Vu la procédure suivante :
Par une requête enregistrée le 15 juin 2021, M. B A, représenté par Me Darmon, doit être regardé comme demandant au tribunal :
1°) d'annuler la décision implicite par laquelle le ministre de l'intérieur a rejeté son recours formé contre la décision du 24 février 2021 du préfet des Alpes-Maritimes ajournant à deux ans sa demande de naturalisation ;
2°) d'enjoindre aux autorités compétentes de procéder au réexamen de sa demande de naturalisation ;
3°) de mettre à la charge de l'Etat la somme de 2 000 euros au titre de l'article L. 761-1 du code de justice administrative.
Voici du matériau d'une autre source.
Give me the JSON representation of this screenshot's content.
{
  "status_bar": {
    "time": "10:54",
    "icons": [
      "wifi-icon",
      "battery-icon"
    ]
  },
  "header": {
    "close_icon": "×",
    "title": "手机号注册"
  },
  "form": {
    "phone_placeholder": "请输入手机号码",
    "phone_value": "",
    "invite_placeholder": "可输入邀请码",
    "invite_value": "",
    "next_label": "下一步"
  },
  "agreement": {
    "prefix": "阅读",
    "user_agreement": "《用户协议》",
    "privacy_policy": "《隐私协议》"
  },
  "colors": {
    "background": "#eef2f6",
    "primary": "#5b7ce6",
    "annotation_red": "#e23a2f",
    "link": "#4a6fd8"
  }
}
Par un mémoire en défense enregistré le 10 mai 2022, le ministre de l'intérieur conclut au non-lieu à statuer sur les conclusions aux fins d'annulation et d'injonction, et au rejet du surplus des conclusions de la requête.
Il fait valoir que M. A a obtenu la nationalité française.
Vu les autres pièces du dossier.
Vu :
- le décret du 19 novembre 2021 ;
- le code de justice administrative.
Considérant ce qui suit :
1. Aux termes de l'article R. 222-1 du code de justice administrative : " Les présidents de tribunal administratif (), les premiers vice-présidents des tribunaux () et les présidents de formation de jugement des tribunaux () peuvent, par ordonnance : () 3' Constater qu'il n'y a pas lieu de statuer sur une requête () 5° Statuer sur les requêtes qui ne présentent plus à juger de questions autres que la condamnation prévue à l'article L. 761-1 ou la charge des dépens () " .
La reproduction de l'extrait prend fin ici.